A experimentação radical de Stanislaw Szukalski
- Marta Picchioni
- 5 de ago. de 2021
- 3 min de leitura
Em cartaz no Netflix, o documentário A vida e a Arte de Stanislaw Szukalski nos apresenta um panorama sobre a vida e a obra do artista polonês, a partir de seu encontro com um grupo de jovens estadunidenses atuantes na cena alternativa. No encontro entre diferentes gerações e culturas, o filme nos traz muito o que pensar.

Em um tempo em que a relevância de uma obra se mede pelo nível de exposição da imagem do artista - muitas vezes alçado à condição de celebridade - o documentário dirigido por Irek Dobrowolski, nos convoca a pensar sobre as relações entre reconhecimento e fracasso, vida e obra, além dos efeitos que o excesso de visibilidade pode produzir no campo da arte e da vida em geral.
Nascido em 1893, na Polônia, Stanislaw emigra para os Estados Unidos com a família aos 13 anos. Entre idas e vindas ao velho e novo mundo, algumas passagens da vida do artista chamam a atenção, como por exemplo sua crítica contumaz à formação escolar e acadêmica, no seu caso, iniciada na Academia de Belas Artes da Cracóvia.
É desde cedo que ele opta por percorrer um caminho desviante, buscando confrontar de muitas maneiras as convenções sociais. Ainda em idade escolar, Stanislaw inventa seu próprio alfabeto, um código paralelo ao convencional que utiliza para se comunicar até o fim de sua vida. Junto a esta primeira incursão, ele constrói modos de ser e pensar muito próprios, que vão desde a criação de teorias sobre o corpo e o surgimento da humanidade, até novas metodologias de ensino da arte, que abandonam o desenho clássico europeu, baseado na observação de modelos, para substituí-lo pelo desenho de memória. Para ele a arte não era um modo de representar o real, mas um modo de criar realidades, sendo a experimentação livre uma condição do processo inventivo.
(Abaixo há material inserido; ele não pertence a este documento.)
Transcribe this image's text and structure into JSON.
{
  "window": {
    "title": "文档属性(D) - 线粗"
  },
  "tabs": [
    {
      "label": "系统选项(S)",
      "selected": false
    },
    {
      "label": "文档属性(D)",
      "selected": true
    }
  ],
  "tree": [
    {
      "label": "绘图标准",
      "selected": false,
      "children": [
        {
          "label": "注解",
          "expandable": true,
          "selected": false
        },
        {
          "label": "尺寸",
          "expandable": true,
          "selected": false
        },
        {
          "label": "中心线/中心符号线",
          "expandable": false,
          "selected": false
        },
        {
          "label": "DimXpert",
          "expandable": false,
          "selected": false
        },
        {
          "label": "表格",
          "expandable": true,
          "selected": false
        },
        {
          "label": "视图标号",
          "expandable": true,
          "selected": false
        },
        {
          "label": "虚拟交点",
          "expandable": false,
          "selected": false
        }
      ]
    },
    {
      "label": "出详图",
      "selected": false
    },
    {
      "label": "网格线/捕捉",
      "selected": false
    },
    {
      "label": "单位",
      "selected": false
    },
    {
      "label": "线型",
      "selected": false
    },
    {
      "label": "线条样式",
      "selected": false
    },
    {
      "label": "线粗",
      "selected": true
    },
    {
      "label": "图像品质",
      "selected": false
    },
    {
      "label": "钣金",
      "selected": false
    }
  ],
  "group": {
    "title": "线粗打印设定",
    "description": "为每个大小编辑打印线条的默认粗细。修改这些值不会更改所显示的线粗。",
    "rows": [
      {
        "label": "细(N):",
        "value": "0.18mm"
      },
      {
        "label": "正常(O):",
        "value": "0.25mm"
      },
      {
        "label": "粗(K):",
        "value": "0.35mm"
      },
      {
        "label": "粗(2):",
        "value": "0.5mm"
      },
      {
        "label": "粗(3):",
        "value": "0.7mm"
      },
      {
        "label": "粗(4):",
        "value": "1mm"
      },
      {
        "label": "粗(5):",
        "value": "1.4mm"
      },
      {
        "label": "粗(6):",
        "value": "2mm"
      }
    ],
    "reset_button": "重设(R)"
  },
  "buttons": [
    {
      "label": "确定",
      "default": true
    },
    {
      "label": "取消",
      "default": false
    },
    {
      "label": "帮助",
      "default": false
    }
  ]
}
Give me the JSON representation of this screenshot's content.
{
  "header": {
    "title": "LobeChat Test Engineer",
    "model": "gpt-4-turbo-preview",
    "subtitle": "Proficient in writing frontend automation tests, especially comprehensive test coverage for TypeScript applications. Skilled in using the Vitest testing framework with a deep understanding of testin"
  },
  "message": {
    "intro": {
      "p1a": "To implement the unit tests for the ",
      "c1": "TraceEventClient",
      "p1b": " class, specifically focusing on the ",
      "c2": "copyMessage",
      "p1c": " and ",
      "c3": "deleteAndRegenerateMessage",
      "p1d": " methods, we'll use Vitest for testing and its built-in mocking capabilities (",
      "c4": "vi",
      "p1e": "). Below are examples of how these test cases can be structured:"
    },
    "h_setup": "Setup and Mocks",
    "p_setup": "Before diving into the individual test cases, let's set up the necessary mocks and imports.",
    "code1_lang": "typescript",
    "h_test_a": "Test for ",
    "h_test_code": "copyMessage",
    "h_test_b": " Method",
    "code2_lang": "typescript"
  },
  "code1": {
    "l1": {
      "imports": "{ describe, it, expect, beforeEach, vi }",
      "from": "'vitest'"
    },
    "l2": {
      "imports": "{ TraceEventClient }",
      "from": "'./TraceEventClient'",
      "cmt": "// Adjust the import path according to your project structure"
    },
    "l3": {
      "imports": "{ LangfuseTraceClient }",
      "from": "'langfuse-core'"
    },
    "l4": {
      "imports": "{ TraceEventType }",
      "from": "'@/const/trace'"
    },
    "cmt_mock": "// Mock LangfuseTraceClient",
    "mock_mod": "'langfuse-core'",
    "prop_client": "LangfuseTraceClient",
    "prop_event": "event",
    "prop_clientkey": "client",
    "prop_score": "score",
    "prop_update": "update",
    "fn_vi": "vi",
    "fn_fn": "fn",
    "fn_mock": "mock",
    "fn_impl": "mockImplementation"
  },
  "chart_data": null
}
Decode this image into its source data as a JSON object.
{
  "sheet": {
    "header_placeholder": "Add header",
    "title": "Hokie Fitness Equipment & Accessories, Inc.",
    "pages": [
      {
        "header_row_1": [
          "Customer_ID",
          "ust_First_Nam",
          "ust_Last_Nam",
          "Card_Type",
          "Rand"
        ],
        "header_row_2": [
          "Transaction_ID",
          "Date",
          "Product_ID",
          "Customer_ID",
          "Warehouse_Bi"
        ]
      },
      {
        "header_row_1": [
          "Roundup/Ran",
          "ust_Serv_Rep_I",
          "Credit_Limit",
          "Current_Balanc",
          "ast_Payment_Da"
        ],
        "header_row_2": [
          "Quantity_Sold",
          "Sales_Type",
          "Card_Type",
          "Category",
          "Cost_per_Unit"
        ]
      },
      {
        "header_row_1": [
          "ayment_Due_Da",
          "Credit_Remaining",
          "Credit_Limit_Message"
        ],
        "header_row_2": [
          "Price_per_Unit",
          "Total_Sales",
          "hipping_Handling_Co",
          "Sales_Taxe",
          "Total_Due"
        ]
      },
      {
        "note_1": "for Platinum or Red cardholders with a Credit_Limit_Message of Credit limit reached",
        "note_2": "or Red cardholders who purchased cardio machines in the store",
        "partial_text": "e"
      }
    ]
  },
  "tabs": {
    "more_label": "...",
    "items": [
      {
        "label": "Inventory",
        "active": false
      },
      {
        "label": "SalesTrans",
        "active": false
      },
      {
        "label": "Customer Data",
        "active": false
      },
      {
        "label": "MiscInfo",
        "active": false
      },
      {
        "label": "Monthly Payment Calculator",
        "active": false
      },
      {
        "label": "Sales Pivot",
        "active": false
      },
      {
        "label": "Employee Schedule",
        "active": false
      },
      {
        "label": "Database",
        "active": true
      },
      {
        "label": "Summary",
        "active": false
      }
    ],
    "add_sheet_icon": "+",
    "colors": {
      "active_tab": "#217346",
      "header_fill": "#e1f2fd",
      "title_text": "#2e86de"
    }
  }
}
Entre vida e obra, há passagens bastante controversas em sua biografia, como o nacionalismo extremo e a crença na pureza e superioridade, não apenas da nação polonesa, como em sua própria. Segundo ele mesmo diz, colocava Rodin e Michelangelo no bolso e andava em direção ao sol, afirmando-se, portanto, no rol das figuras controversas.
Não à toa, estabeleceu uma boa convivência com a juventude estadunidense da cena alternativa. O encontro acontece meio por acaso, quando um jovem morador de Los Angeles, chamado Glenn Bray, encontra em um sebo um livro com fotografias de suas esculturas e se surpreende ao descobrir que o artista, então com cerca de 80 anos, morava há poucos quilômetros de sua casa. O que seria uma visita pontual e inesperada, acabou transformando-se em uma intensa relação de amizade, e muito do que vemos no documentário deve-se às imagens captadas por Glenn, nas longas horas de conversa com seu improvável mentor.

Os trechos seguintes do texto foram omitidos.